I've never been on such a big roller coaster, please give some advice? I feel that I can help him because I am there for him but with my emotional armour on. He also has some pill addictions.

A

Comments

  • JeffreyJeffrey Veteran
    edited February 2010
    Well what struck me having been in some of those relationships was the fact that we can have a positive effect on people but it can be frustrating. Some people are just going in circles and you notice that sometimes talking to them.

    I think by listening and being there that is a great gift to this person. You might not be able to 'fix them', but you can be their friend. With the pill addictions one thing to keep in mind is that there are different stages of recovery from such addictions.
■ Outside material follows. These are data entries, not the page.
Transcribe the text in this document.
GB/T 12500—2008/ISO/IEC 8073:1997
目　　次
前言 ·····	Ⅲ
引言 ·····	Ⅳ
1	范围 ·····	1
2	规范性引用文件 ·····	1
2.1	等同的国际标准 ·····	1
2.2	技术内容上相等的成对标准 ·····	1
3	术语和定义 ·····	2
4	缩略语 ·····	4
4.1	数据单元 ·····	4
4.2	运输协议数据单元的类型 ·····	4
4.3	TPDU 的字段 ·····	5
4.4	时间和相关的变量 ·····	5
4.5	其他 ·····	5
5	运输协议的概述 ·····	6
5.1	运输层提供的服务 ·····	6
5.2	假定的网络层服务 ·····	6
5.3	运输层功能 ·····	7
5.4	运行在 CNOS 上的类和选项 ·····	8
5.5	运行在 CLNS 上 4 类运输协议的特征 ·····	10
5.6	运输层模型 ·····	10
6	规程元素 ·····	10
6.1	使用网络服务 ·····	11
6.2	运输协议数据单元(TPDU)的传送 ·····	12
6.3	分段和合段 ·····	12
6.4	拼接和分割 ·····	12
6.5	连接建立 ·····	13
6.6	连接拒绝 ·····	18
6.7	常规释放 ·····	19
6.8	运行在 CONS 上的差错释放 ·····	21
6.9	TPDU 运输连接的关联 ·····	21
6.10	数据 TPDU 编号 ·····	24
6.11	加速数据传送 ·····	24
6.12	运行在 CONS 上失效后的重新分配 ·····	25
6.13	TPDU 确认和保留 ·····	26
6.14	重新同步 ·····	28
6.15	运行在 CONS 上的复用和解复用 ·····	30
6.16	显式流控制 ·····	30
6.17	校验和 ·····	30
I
If they are not ready then its not always the best thing to (or comfortable for you) to always harp about the pills. But you should ask them why they do it just to get them to think about it. And provide whatever encouragement at each stage as comes natural to you. One stage is just thinking about it. Another stage is seeing its a problem. Another stage is trying to change but failing perhaps and so forth.

    This will be a learning experience for you all around because a lot that goes on with people who are suffering is difficult for everyone concerned to bear. A great time to practice non-attachment. Being spacious with whatever comes up and waiting for a natural response to arise, I hope they will.

    With regards to suicidal ideation, let them know that thats a symptom that they are depressed. They might receive help from therapy or medication (prescribed pills). Or just counseling or something.

    One caution is that you have to have boundaries and draw the line. If you are in danger or something like that (you think) that is not ok. I know because some of these people have friends that are nothing but trouble when they all get together and draw you into the life of drugs and drinking. Not a pretty picture.

    Edit: you mentioned mood swings. They might be bipolar and need lithium or depakoate or an antipsychotic to help them with their moods stability.
  • edited February 2010
    Awesome, thank you.

    He admits to and is trying to stop the pills. He keeps describing himself as either "good" or "bad" also, and I'm trying to help with that. I don't harp on anything actually. When he reaches out to me I just tell him that he isnt thinking clearly right now and that I care.

    I have my own food addictions so I feel that I do understand to a point. As for getting looped in, he's very concious about not burdening me or dragging me in. Always apologizing.

    It's really the suicide thing that scares me. I know if he does go thru with it it's not my fault, and I did everything I could to help him see what a great person he is. But what if he is serious? Do people who bring it up every couple of weeks really go thru with it? Or would they just do it without saying anything?

    Thanks again Jeffrey :)
  • edited February 2010
    acceptance wrote: »
    But what if he is serious? Do people who bring it up every couple of weeks really go thru with it? Or would they just do it without saying anything?

    Hi acceptance

    That really depends on the person. I had a friend once who regarded "suicide talk" as a philosophical leisure activity, much like talking about Buddhadhamma, but on a more materialistic level. He had a sober sadness regarding life in general, but he wasnt clinically depressed. And most of all, he was clean.

    However, one never knows for sure if another person is serious unless one can read their mind. Thus, as a rule of thumb, from my personal experience, as long as someone keeps talking about it, they probably won't go through with it, but are reaching out for help.

    If i met a "suicidal" person once again, i'd probably show them that there's a way to sober up, never look back and rest their mind at peace. Mind tends to overcomplicate things when one is in the "suicidal" mood. Sometimes compassion is best, sometimes equanimity.